Ora, rispetto ai primi anni 2000, ci sono oltre 2 milioni di miglia quadrate in più all’anno di superficie ricoperta da piante con fogliame: un aumento del 5%. All’inizio si era pensato che il fenomeno fosse dovuto a un clima più caldo e più umido e alla fertilizzazione proveniente dal biossido di carbonio aggiunto nell’atmosfera che, per esempio, avrebbe portato a una maggiore crescita delle foglie nelle foreste settentrionali. Ora, i nuovi dati evidenziano che anche gli esseri umani stanno contribuendo.

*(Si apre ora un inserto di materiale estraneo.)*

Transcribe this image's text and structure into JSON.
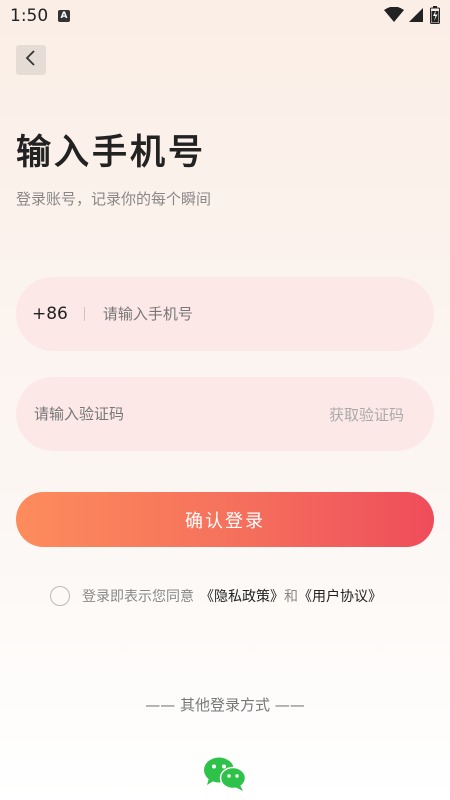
{
  "status_bar": {
    "time": "1:50",
    "badge": "A"
  },
  "header": {
    "back_icon": "chevron-left-icon"
  },
  "title": "输入手机号",
  "subtitle": "登录账号，记录你的每个瞬间",
  "phone_field": {
    "country_code": "+86",
    "placeholder": "请输入手机号",
    "value": ""
  },
  "code_field": {
    "placeholder": "请输入验证码",
    "value": "",
    "get_code_label": "获取验证码"
  },
  "login_button": {
    "label": "确认登录"
  },
  "agreement": {
    "prefix": "登录即表示您同意",
    "privacy_link": "《隐私政策》",
    "and": "和",
    "terms_link": "《用户协议》",
    "checked": false
  },
  "other_login": {
    "label": "—— 其他登录方式 ——",
    "providers": [
      "wechat-icon"
    ]
  },
  "colors": {
    "accent_start": "#fd8c5c",
    "accent_end": "#ef4c5b",
    "field_bg": "#fde8e8",
    "wechat_green": "#2ec24a"
  }
}
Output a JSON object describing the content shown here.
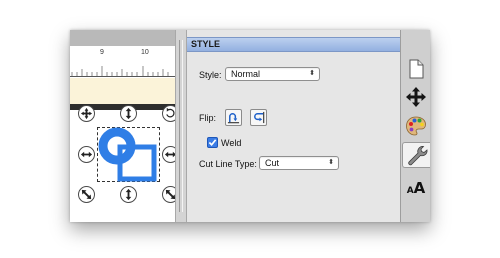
{
  "ruler": {
    "mark_9": "9",
    "mark_10": "10"
  },
  "style_panel": {
    "title": "STYLE",
    "style_label": "Style:",
    "style_value": "Normal",
    "flip_label": "Flip:",
    "weld_label": "Weld",
    "weld_checked": true,
    "cut_line_type_label": "Cut Line Type:",
    "cut_line_type_value": "Cut"
  },
  "toolbar": {
    "items": [
      "document-icon",
      "move-arrows-icon",
      "color-palette-icon",
      "wrench-icon",
      "text-size-icon"
    ],
    "text_size_glyphs": {
      "small": "A",
      "large": "A"
    },
    "active_item": "wrench-icon"
  },
  "colors": {
    "shape_blue": "#2f7ee6",
    "header_blue": "#a9c1ea",
    "checkbox_blue": "#3b7de6"
  }
}
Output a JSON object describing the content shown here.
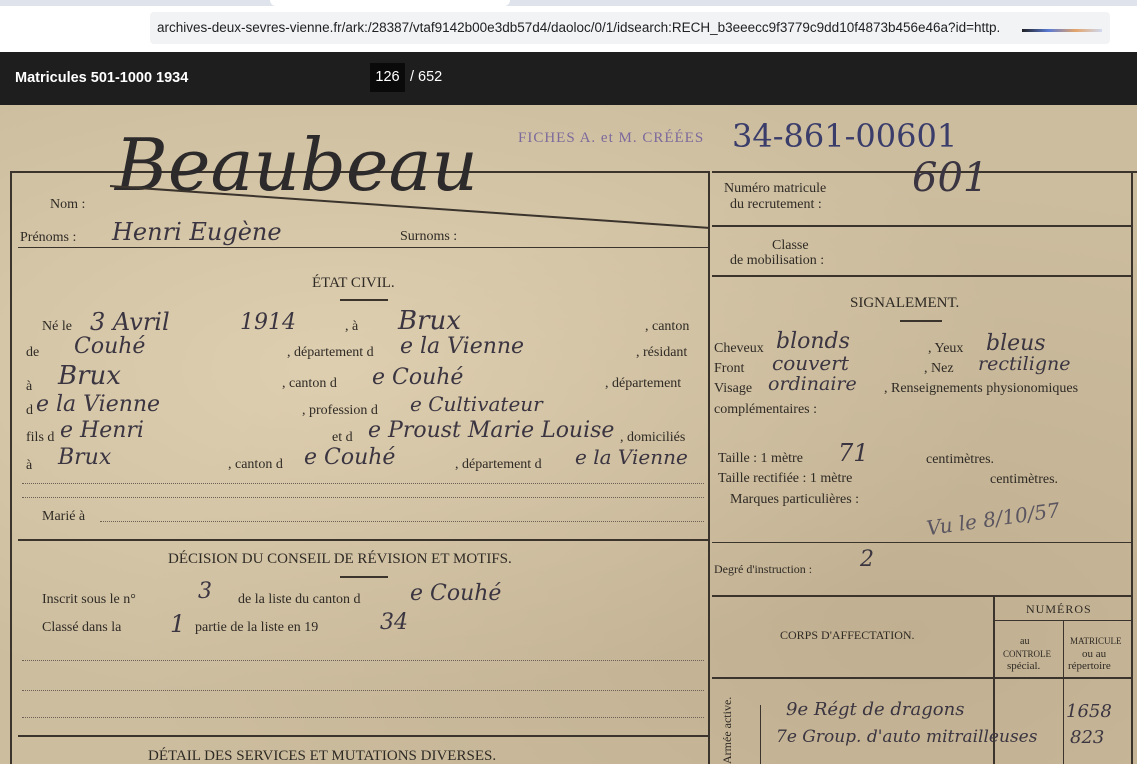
{
  "browser": {
    "url": "archives-deux-sevres-vienne.fr/ark:/28387/vtaf9142b00e3db57d4/daoloc/0/1/idsearch:RECH_b3eeecc9f3779c9dd10f4873b456e46a?id=http."
  },
  "viewer": {
    "title": "Matricules 501-1000 1934",
    "current_page": "126",
    "total_pages": "/ 652"
  },
  "document": {
    "stamp": "FICHES A. et M. CRÉÉES",
    "stamp_number": "34-861-00601",
    "surname_hand": "Beaubeau",
    "labels": {
      "nom": "Nom :",
      "prenoms": "Prénoms :",
      "surnoms": "Surnoms :",
      "etat_civil": "ÉTAT CIVIL.",
      "ne_le": "Né le",
      "a": ", à",
      "canton": ", canton",
      "de": "de",
      "departement_de": ", département d",
      "resident": ", résidant",
      "a2": "à",
      "canton_de": ", canton d",
      "departement": ", département",
      "d": "d",
      "profession_de": ", profession d",
      "fils_de": "fils d",
      "et_de": "et d",
      "domicilies": ", domiciliés",
      "a3": "à",
      "canton_de2": ", canton d",
      "departement_de2": ", département d",
      "marie_a": "Marié à",
      "decision": "DÉCISION DU CONSEIL DE RÉVISION ET MOTIFS.",
      "inscrit": "Inscrit sous le n°",
      "de_la_liste": "de la liste du canton d",
      "classe_dans": "Classé dans la",
      "partie": "partie de la liste en 19",
      "detail": "DÉTAIL DES SERVICES ET MUTATIONS DIVERSES.",
      "numero_matricule": "Numéro matricule",
      "du_recrutement": "du recrutement :",
      "classe": "Classe",
      "de_mobilisation": "de mobilisation :",
      "signalement": "SIGNALEMENT.",
      "cheveux": "Cheveux",
      "yeux": ", Yeux",
      "front": "Front",
      "nez": ", Nez",
      "visage": "Visage",
      "renseignements": ", Renseignements physionomiques",
      "complementaires": "complémentaires :",
      "taille": "Taille : 1 mètre",
      "centimetres": "centimètres.",
      "taille_rectifiee": "Taille rectifiée : 1 mètre",
      "centimetres2": "centimètres.",
      "marques": "Marques particulières :",
      "degre": "Degré d'instruction :",
      "numeros": "NUMÉROS",
      "corps": "CORPS D'AFFECTATION.",
      "au_controle": "au",
      "controle": "CONTROLE",
      "special": "spécial.",
      "matricule_col": "MATRICULE",
      "ou_au": "ou au",
      "repertoire": "répertoire",
      "armee_active": "Armée active."
    },
    "handwritten": {
      "prenoms": "Henri Eugène",
      "date_naissance": "3 Avril",
      "annee": "1914",
      "lieu": "Brux",
      "canton": "Couhé",
      "departement": "e la Vienne",
      "residant_a": "Brux",
      "canton_res": "e Couhé",
      "dept_res": "e la Vienne",
      "profession": "e Cultivateur",
      "pere": "e Henri",
      "mere": "e Proust Marie Louise",
      "domicile": "Brux",
      "canton_dom": "e Couhé",
      "dept_dom": "e la Vienne",
      "numero_matricule": "601",
      "cheveux": "blonds",
      "yeux": "bleus",
      "front": "couvert",
      "nez": "rectiligne",
      "visage": "ordinaire",
      "taille_cm": "71",
      "vu_le": "Vu le 8/10/57",
      "degre": "2",
      "inscrit_no": "3",
      "canton_liste": "e Couhé",
      "partie_no": "1",
      "annee_liste": "34",
      "corps1": "9e Régt de dragons",
      "corps1_num": "1658",
      "corps2": "7e Group. d'auto mitrailleuses",
      "corps2_num": "823"
    }
  }
}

Lo straordinario contributo della Cina a questo trend globale al greening arriva per ben il 42% dai programmi di conservazione ed espansione delle foreste, sviluppati dal governo comunista nel tentativo di ridurre gli effetti dell’erosione del suolo, dell’inquinamento atmosferico e dei cambiamenti climatici.

Un altro 32% – e l’82% degli inverdimenti visti in India – proviene da coltivazioni intensive di coltivazioni ad uso alimentare. Quindi, l’India più che nella ricrescita delle sue foreste punta sull’agricoltura. Dal 2000, per alimentare le loro grandi popolazioni, la produzione di cereali, verdure, frutta e altro di questi due paesi è aumentata del 35-40% circa.

Purtroppo l’incremento del verde osservato in tutto il mondo e dominato da India e Cina non compensa il danno derivante dalla perdita di vegetazione naturale nelle regioni tropicali, come il Brasile e l’Indonesia. Inoltre poco può anche contro il riscaldamento globale, l’innalzamento del livello del mare, lo scioglimento dei ghiacciai e l’acidificazione degli oceani.

In che modo questo trend al greening potrebbe cambiare in futuro dipende da numerosi fattori, sia globali che locali, ma ora che sappiamo che l’influenza umana diretta è un elemento chiave del greening della Terra, dobbiamo tenerne conto nei nostri modelli climatici. Questo aiuterà gli scienziati a fare previsioni migliori sul comportamento dei diversi sistemi terrestri, che aiuteranno i paesi a prendere decisioni migliori su come e quando agire.